Attribute Required Default Values
xml:id no no value A unique XML identifier for this element. Encoded entities are not supported. The allowed identifier values match the regular expression "([-_#]|\p{L}|\p{D})+". See XML-ID for more information.
begin no 0 The beginning time for this media container. Ignored if this is the root media container element (treated the same as the default of "0"). See the Time specification section below for valid string values.
end no no value A specification for the ending time for this media container. See the Time specification section below for valid string values.
repeatCount no 1 A Real Number specifying how many times to insert the media. Fractional repetitions aren't supported, so the value will be rounded to the nearest integer. Zero is not a valid value and is therefore treated as being unspecified and has the default value in that case.
repeatDur no no value A TimeDesignation that is a limit on the duration of the inserted media. If the duration of the media is less than this value, then playback ends at that time.
soundLevel no +0dB Adjust the sound level of the audio by soundLevel decibels.
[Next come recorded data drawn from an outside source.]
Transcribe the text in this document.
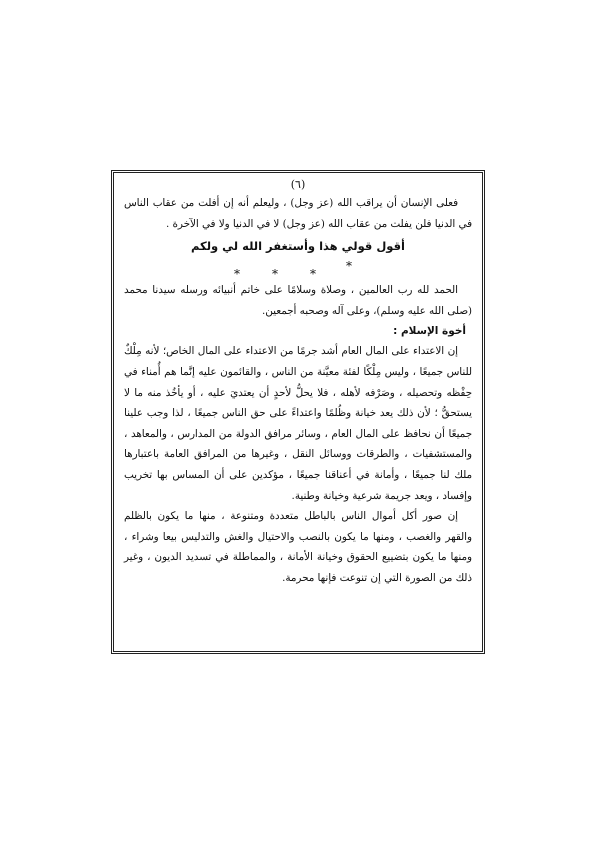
(٦)

فعلى الإنسان أن يراقب الله (عز وجل) ، وليعلم أنه إن أفلت من عقاب الناس في الدنيا فلن يفلت من عقاب الله (عز وجل) لا في الدنيا ولا في الآخرة .

أقول قولي هذا وأستغفر الله لي ولكم
*
*	*
*

الحمد لله رب العالمين ، وصلاة وسلامًا على خاتم أنبيائه ورسله سيدنا محمد (صلى الله عليه وسلم)، وعلى آله وصحبه أجمعين.

أخوة الإسلام :

إن الاعتداء على المال العام أشد جرمًا من الاعتداء على المال الخاص؛ لأنه مِلْكٌ للناس جميعًا ، وليس مِلْكًا لفئة معيَّنة من الناس ، والقائمون عليه إنَّما هم أُمناء في حِفْظه وتحصيله ، وصَرْفه لأهله ، فلا يحلُّ لأحدٍ أن يعتديَ عليه ، أو يأخُذ منه ما لا يستحقُّ ؛ لأن ذلك يعد خيانة وظُلمًا واعتداءً على حق الناس جميعًا ، لذا وجب علينا جميعًا أن نحافظ على المال العام ، وسائر مرافق الدولة من المدارس ، والمعاهد ، والمستشفيات ، والطرقات ووسائل النقل ، وغيرها من المرافق العامة باعتبارها ملك لنا جميعًا ، وأمانة في أعناقنا جميعًا ، مؤكدين على أن المساس بها تخريب وإفساد ، ويعد جريمة شرعية وخيانة وطنية.

إن صور أكل أموال الناس بالباطل متعددة ومتنوعة ، منها ما يكون بالظلم والقهر والغصب ، ومنها ما يكون بالنصب والاحتيال والغش والتدليس بيعا وشراء ، ومنها ما يكون بتضييع الحقوق وخيانة الأمانة ، والمماطلة في تسديد الديون ، وغير ذلك من الصورة التي إن تنوعت فإنها محرمة.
Maximum range is +/-40dB but actual range may be effectively less, and output quality may not yield good results over the entire range.
fadeInDur no 0s A TimeDesignation over which the media will fade in from silent to the optionally-specified soundLevel. If the duration of the media is less than this value, the media will be mid-fade in at the end of playback.
fadeOutDur no 0s A TimeDesignation over which the media will fade out from the optionally-specified soundLevel until it is silent. If the duration of the media is less than this value, the media will be mid-fade out at the beginning of playback.

Time specification

A time specification, used for the value of `begin` and `end` attributes of <media> elements and media containers (<par> and <seq> elements), is either an offset value (for example, +2.5s) or a syncbase value (for example, foo_id.end-250ms).